They gave me a "kit" and a "harness" in addition to the radio. I'm at the knowledge level where I don't know what that means, but I'm assuming the harness holds it in place and the kit involves the wiring.

So-- doable, or go to the mechanic? I'm not bad with electronics or anything; I've just never done any carwork before.

Also, I was just looking at the wires that they sold me with it (adapter, I think?), and it's got a nice standard-looking plug on one end but a bunch of loose wires on the other, leading me to think this requires electrical tape or something a little more gritty than the average joe is prepared to do. True/false?

2 Answers 2


Most, if not all, new radios come with an ISO standard connection on the back. Quite a lot of modern cars also have ISO connections - if this is the case with yours, it is an easy 5-minute job:

  • Remove old radio - often the hardest bit!
  • Fit the cage that comes with the new one, bending the triangular tabs out slightly to secure it.
  • Plug in the new radio to the ISO power and speaker plugs, and the co-axial aerial.
  • Carefully push the new radio into place, ensuring the wires don't get trapped. It should clip into the cage once it is fully in.
  • Pop the old radio and the removal tools for the new one in the box and stick in a safe place (Don't lose the removal tools!)

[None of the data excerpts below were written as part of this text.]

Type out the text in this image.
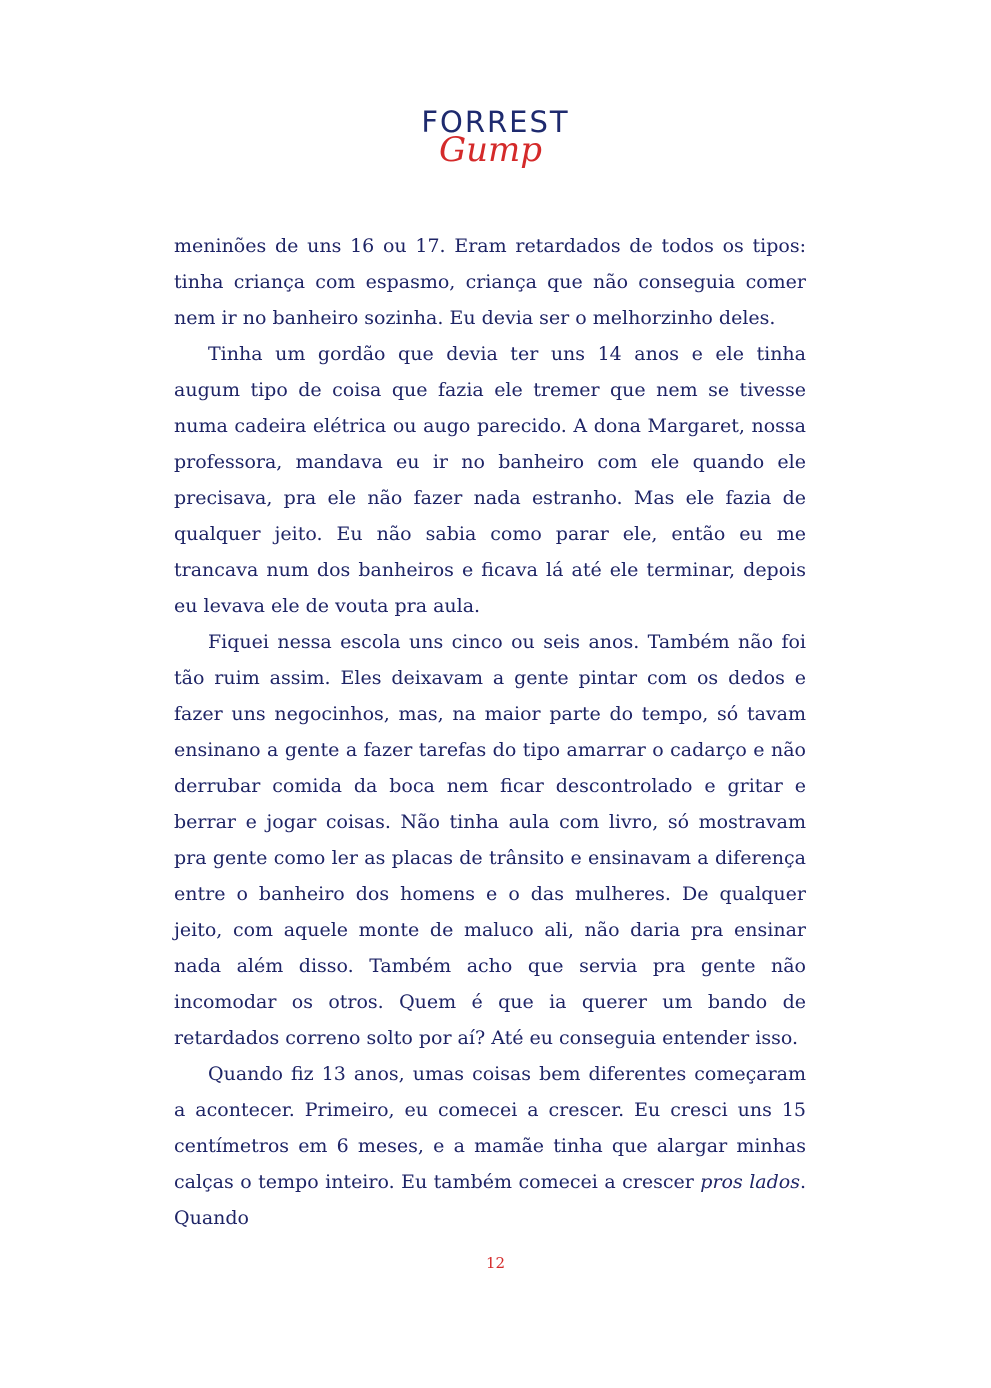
FORREST
Gump

meninões de uns 16 ou 17. Eram retardados de todos os tipos: tinha criança com espasmo, criança que não conseguia comer nem ir no banheiro sozinha. Eu devia ser o melhorzinho deles.

Tinha um gordão que devia ter uns 14 anos e ele tinha augum tipo de coisa que fazia ele tremer que nem se tivesse numa cadeira elétrica ou augo parecido. A dona Margaret, nossa professora, mandava eu ir no banheiro com ele quando ele precisava, pra ele não fazer nada estranho. Mas ele fazia de qualquer jeito. Eu não sabia como parar ele, então eu me trancava num dos banheiros e ficava lá até ele terminar, depois eu levava ele de vouta pra aula.

Fiquei nessa escola uns cinco ou seis anos. Também não foi tão ruim assim. Eles deixavam a gente pintar com os dedos e fazer uns negocinhos, mas, na maior parte do tempo, só tavam ensinano a gente a fazer tarefas do tipo amarrar o cadarço e não derrubar comida da boca nem ficar descontrolado e gritar e berrar e jogar coisas. Não tinha aula com livro, só mostravam pra gente como ler as placas de trânsito e ensinavam a diferença entre o banheiro dos homens e o das mulheres. De qualquer jeito, com aquele monte de maluco ali, não daria pra ensinar nada além disso. Também acho que servia pra gente não incomodar os otros. Quem é que ia querer um bando de retardados correno solto por aí? Até eu conseguia entender isso.

Quando fiz 13 anos, umas coisas bem diferentes começaram a acontecer. Primeiro, eu comecei a crescer. Eu cresci uns 15 centímetros em 6 meses, e a mamãe tinha que alargar minhas calças o tempo inteiro. Eu também comecei a crescer pros lados. Quando

12
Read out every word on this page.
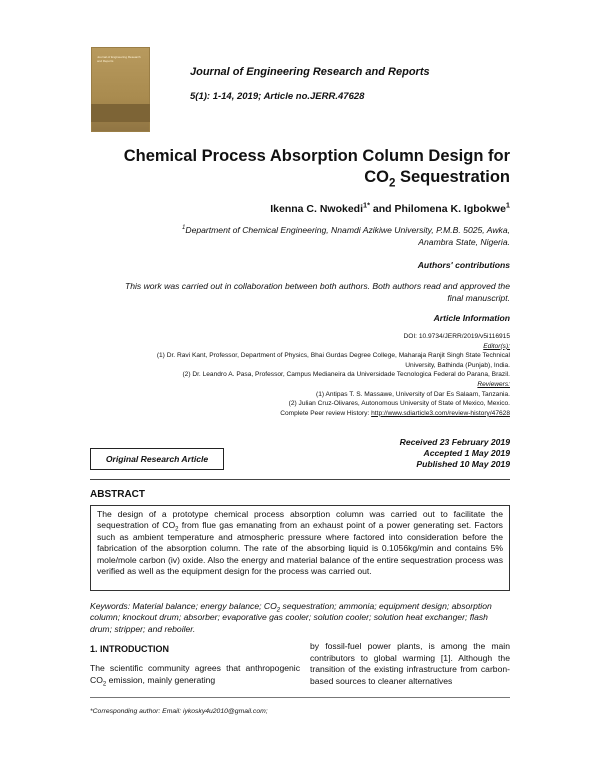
Journal of Engineering Research and Reports
Journal of Engineering Research and Reports
5(1): 1-14, 2019; Article no.JERR.47628
Chemical Process Absorption Column Design for
$CO_2$ Sequestration
Ikenna C. Nwokedi$^{1*}$ and Philomena K. Igbokwe$^1$
$^1$Department of Chemical Engineering, Nnamdi Azikiwe University, P.M.B. 5025, Awka,
Anambra State, Nigeria.
Authors' contributions
This work was carried out in collaboration between both authors. Both authors read and approved the
final manuscript.
Article Information
DOI: 10.9734/JERR/2019/v5i116915
Editor(s):
(1) Dr. Ravi Kant, Professor, Department of Physics, Bhai Gurdas Degree College, Maharaja Ranjit Singh State Technical
University, Bathinda (Punjab), India.
(2) Dr. Leandro A. Pasa, Professor, Campus Medianeira da Universidade Tecnologica Federal do Parana, Brazil.
Reviewers:
(1) Antipas T. S. Massawe, University of Dar Es Salaam, Tanzania.
(2) Julian Cruz-Olivares, Autonomous University of State of Mexico, Mexico.
Complete Peer review History: http://www.sdiarticle3.com/review-history/47628
Original Research Article
Received 23 February 2019
Accepted 1 May 2019
Published 10 May 2019
ABSTRACT
The design of a prototype chemical process absorption column was carried out to facilitate the sequestration of $CO_2$ from flue gas emanating from an exhaust point of a power generating set. Factors such as ambient temperature and atmospheric pressure where factored into consideration before the fabrication of the absorption column. The rate of the absorbing liquid is 0.1056kg/min and contains 5% mole/mole carbon (iv) oxide. Also the energy and material balance of the entire sequestration process was verified as well as the equipment design for the process was carried out.
Keywords: Material balance; energy balance; $CO_2$ sequestration; ammonia; equipment design; absorption column; knockout drum; absorber; evaporative gas cooler; solution cooler; solution heat exchanger; flash drum; stripper; and reboiler.
1. INTRODUCTION
The scientific community agrees that anthropogenic $CO_2$ emission, mainly generating
by fossil-fuel power plants, is among the main contributors to global warming [1]. Although the transition of the existing infrastructure from carbon-based sources to cleaner alternatives
*Corresponding author: Email: iykosky4u2010@gmail.com;
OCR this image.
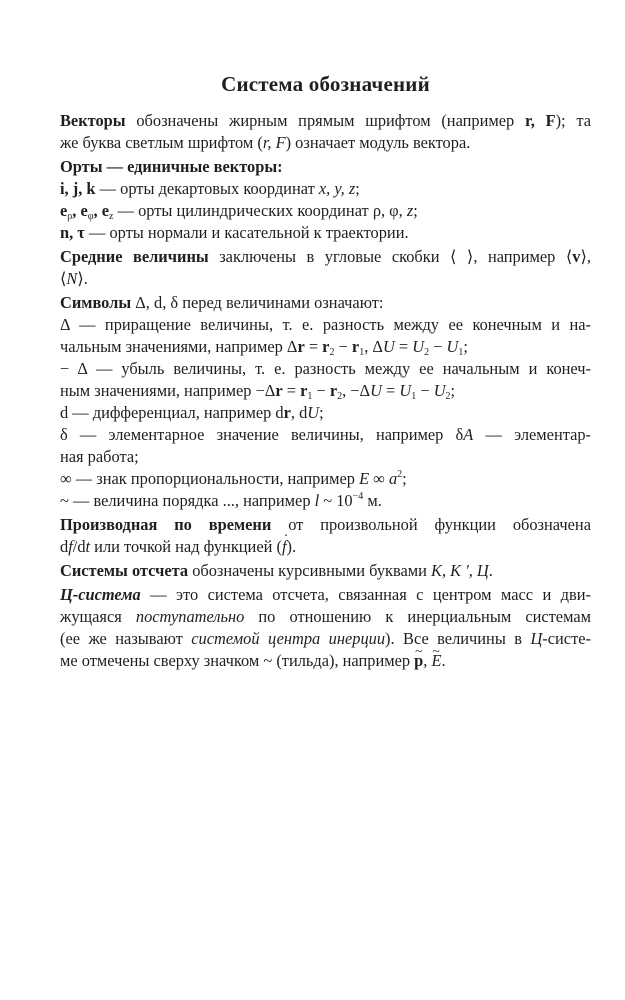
Система обозначений
Векторы обозначены жирным прямым шрифтом (например r, F); та
же буква светлым шрифтом (r, F) означает модуль вектора.
Орты — единичные векторы:
i, j, k — орты декартовых координат x, y, z;
$e_\rho$, $e_\varphi$, $e_z$ — орты цилиндрических координат ρ, φ, z;
n, τ — орты нормали и касательной к траектории.
Средние величины заключены в угловые скобки ⟨ ⟩, например ⟨v⟩,
⟨N⟩.
Символы Δ, d, δ перед величинами означают:
Δ — приращение величины, т. е. разность между ее конечным и на-
чальным значениями, например $\Delta r = r_2 - r_1$, $\Delta U = U_2 - U_1$;
− Δ — убыль величины, т. е. разность между ее начальным и конеч-
ным значениями, например $-\Delta r = r_1 - r_2$, $-\Delta U = U_1 - U_2$;
d — дифференциал, например dr, dU;
δ — элементарное значение величины, например δA — элементар-
ная работа;
∞ — знак пропорциональности, например E ∞ $a^2$;
~ — величина порядка ..., например l ~ $10^{-4}$ м.
Производная по времени от произвольной функции обозначена
df/dt или точкой над функцией (f ·).
Системы отсчета обозначены курсивными буквами K, K ', Ц.
Ц-система — это система отсчета, связанная с центром масс и дви-
жущаяся поступательно по отношению к инерциальным системам
(ее же называют системой центра инерции). Все величины в Ц-систе-
ме отмечены сверху значком ~ (тильда), например p ~, E ~.
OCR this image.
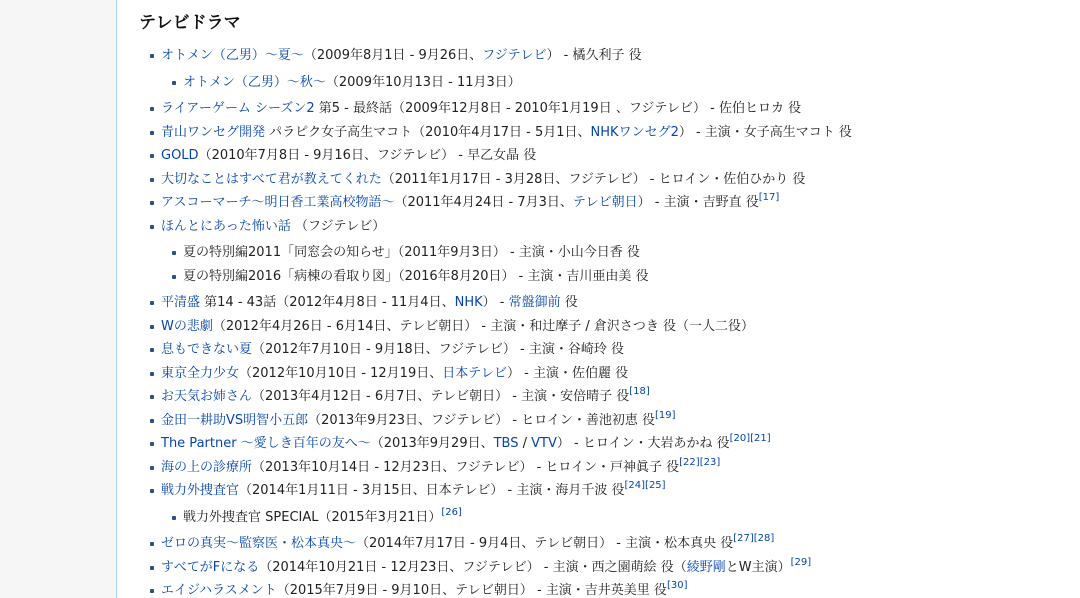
テレビドラマ
オトメン（乙男）〜夏〜（2009年8月1日 - 9月26日、フジテレビ） - 橘久利子 役
オトメン（乙男）〜秋〜（2009年10月13日 - 11月3日）
ライアーゲーム シーズン2 第5 - 最終話（2009年12月8日 - 2010年1月19日 、フジテレビ） - 佐伯ヒロカ 役
青山ワンセグ開発 パラピク女子高生マコト（2010年4月17日 - 5月1日、NHKワンセグ2） - 主演・女子高生マコト 役
GOLD（2010年7月8日 - 9月16日、フジテレビ） - 早乙女晶 役
大切なことはすべて君が教えてくれた（2011年1月17日 - 3月28日、フジテレビ） - ヒロイン・佐伯ひかり 役
アスコーマーチ〜明日香工業高校物語〜（2011年4月24日 - 7月3日、テレビ朝日） - 主演・吉野直 役[17]
ほんとにあった怖い話 （フジテレビ）
夏の特別編2011「同窓会の知らせ」（2011年9月3日） - 主演・小山今日香 役
夏の特別編2016「病棟の看取り図」（2016年8月20日） - 主演・吉川亜由美 役
平清盛 第14 - 43話（2012年4月8日 - 11月4日、NHK） - 常盤御前 役
Wの悲劇（2012年4月26日 - 6月14日、テレビ朝日） - 主演・和辻摩子 / 倉沢さつき 役（一人二役）
息もできない夏（2012年7月10日 - 9月18日、フジテレビ） - 主演・谷崎玲 役
東京全力少女（2012年10月10日 - 12月19日、日本テレビ） - 主演・佐伯麗 役
お天気お姉さん（2013年4月12日 - 6月7日、テレビ朝日） - 主演・安倍晴子 役[18]
金田一耕助VS明智小五郎（2013年9月23日、フジテレビ） - ヒロイン・善池初恵 役[19]
The Partner 〜愛しき百年の友へ〜（2013年9月29日、TBS / VTV） - ヒロイン・大岩あかね 役[20][21]
海の上の診療所（2013年10月14日 - 12月23日、フジテレビ） - ヒロイン・戸神眞子 役[22][23]
戦力外捜査官（2014年1月11日 - 3月15日、日本テレビ） - 主演・海月千波 役[24][25]
戦力外捜査官 SPECIAL（2015年3月21日）[26]
ゼロの真実〜監察医・松本真央〜（2014年7月17日 - 9月4日、テレビ朝日） - 主演・松本真央 役[27][28]
すべてがFになる（2014年10月21日 - 12月23日、フジテレビ） - 主演・西之園萌絵 役（綾野剛とW主演）[29]
エイジハラスメント（2015年7月9日 - 9月10日、テレビ朝日） - 主演・吉井英美里 役[30]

If you don't have an ISO connection in the car, you shouild be able to buy a ready-made adapter instead - simply a short bunch of cables with an ISO connector on one end to go into the radio, and a manufacturer's plug on the other end to go into the car. Simply use this in step 3, no soldering or complicated wiring needed at all...

Such adapters should be available in any high-street car accessory shop, such as Halfords in the UK, or may be part of the kit and harness you got at the same time as the radio - Did they ask you at the time what your car was?

  • I think I got such an adapter, yes. Well, what I got is the item on the left in this picture: autotoys.com/pics/ROEM-GM21.jpg May 18, 2012 at 15:12
  • The one on the left, with a plug on one end and loose wires on the other, is the type described by Rory in his answer. The type I mean has a plug on both ends, with one end matching the stereo and the other end matching the car.
    – Nick C
    May 21, 2012 at 10:14

If you have the right harness (the bunch of wires) for your car this can be really straightforward. The stock stereo is set up to plug straight into the wiring, but as all stereos are different the harness basically acts as an adapter.

You should have labels, or an instruction diagram showing which wires need to connect to what. Crutchfield provide a vast range of diagrams and info if you don't have this.

If you plan on it being a permanent install, you could solder the wires, but generally people use screw terminal blocks, which allow it to be disassembled easily.